The day we have long dreaded has arrived: The New York Yankees are champions of the baseball world yet again. For 8 long years we were free from their tyranny, their smug aggrandizement, their infuriating sense of entitlement, but now, after a brief respite of peace and prosperity throughout the baseball land, all must genuflect and obey the commands of our new Yankpire overlords.
Sure, we probably should have seen this coming (whenever popular culture tells us that "Vampires are soooooooooooo hot right now" the Yankpires seem to make a comeback/with Obama in office the Republican voodoo against Yankpires was broken [last Republican president to witness a Yankees victory--Eisenhower]) but we all had hopes, we had dreams, and now we just have Tex, CC, A-Rod and Jeets (shudder).

So how do we, the humble NON-Yankpires survive? How can we avoid arousing the ire of Yankpires, their devoted legions of fans, and the media apparatus of Fox who hopes that this is the beginning of new dynasty, a rating resurgence and something slightly more onerous than Joe Buck himself?

In the coming weeks and months we here at Peanuts from Heaven will do our best to prepare you for the onslaught of Yankpires and Yankpire related hype which may make life difficult for A's, O's, Pirates, Cardinals, Sox of various colors and of course--the greatest people on earth--Twins fans.

Our first piece of advice comes from my little cousin, who will be known here as Home Run Nelson.
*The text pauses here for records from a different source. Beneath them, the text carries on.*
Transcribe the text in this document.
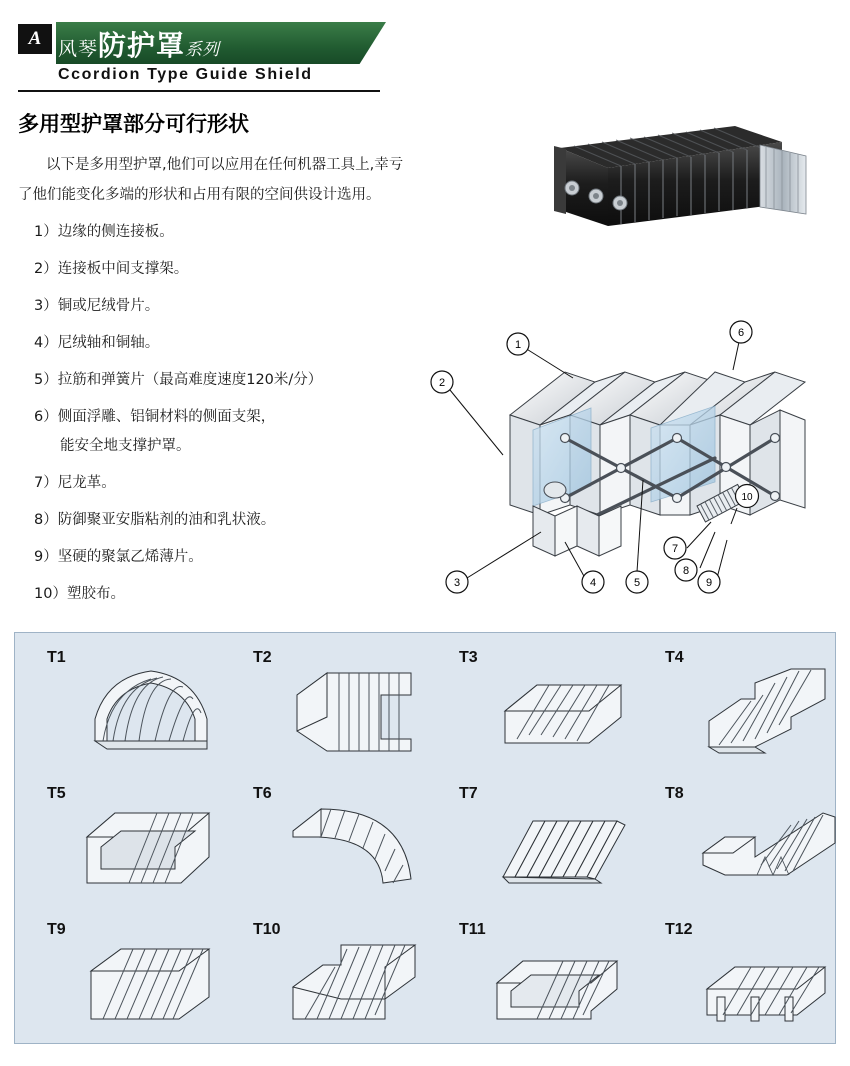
A 风琴防护罩系列
Ccordion Type Guide Shield
多用型护罩部分可行形状
以下是多用型护罩,他们可以应用在任何机器工具上,幸亏了他们能变化多端的形状和占用有限的空间供设计选用。
1）边缘的侧连接板。
2）连接板中间支撑架。
3）铜或尼绒骨片。
4）尼绒轴和铜轴。
5）拉筋和弹簧片（最高难度速度120米/分）
6）侧面浮雕、铝铜材料的侧面支架，
能安全地支撑护罩。
7）尼龙革。
8）防御聚亚安脂粘剂的油和乳状液。
9）坚硬的聚氯乙烯薄片。
10）塑胶布。
1
2
3	4	5
6
7
8
9
10
T1	T2	T3	T4
T5	T6	T7	T8
T9	T10	T11	T12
Quoth the wise, wise 8 year old: "I just root for 'em. A lot of kids in school are talking about it. It's mostly Yankees..."

Though Home Run claims he's a Yankees fan, he confessed under the duress of his intensely pressurized elementary school environment. He just "roots for 'em" like a lot of people around him. So perhaps the best way to survive the Yankpire Empire (or Yankpirepire, if you will), is to pretend that you are hip to our new overlords, say "All hail Joe Girardi!" (but do so with your fingers crossed behind your back). Feel free to notice the tonnage of ESPN articles on "Yankees sign _______ in quest to repeat" but don't acknowledge, worry, or care about. To put it simply: swim down stream!

Possible side effects may include: accidental desire to become a Yankpire--if you exhibit any signs of Yankpiredom (including, but not limited to: a desire to wear thin undershirts with backwards baseball caps, repeated use of the phrase: "YO, PEDRO! WHO'S YER DADDY?!?", empathy for Scott Boras, or an insatiable desire for the blood of Blue Jays and Mariners) consult your local physican/exorcist.

We will attempt to post more advice when we are able, but as the semesters wind up (or down, or something) posts may be harder to squeeze in to rather frantic schedules. Nevertheless, stay strong loyal Peanuts, we will return to guide you.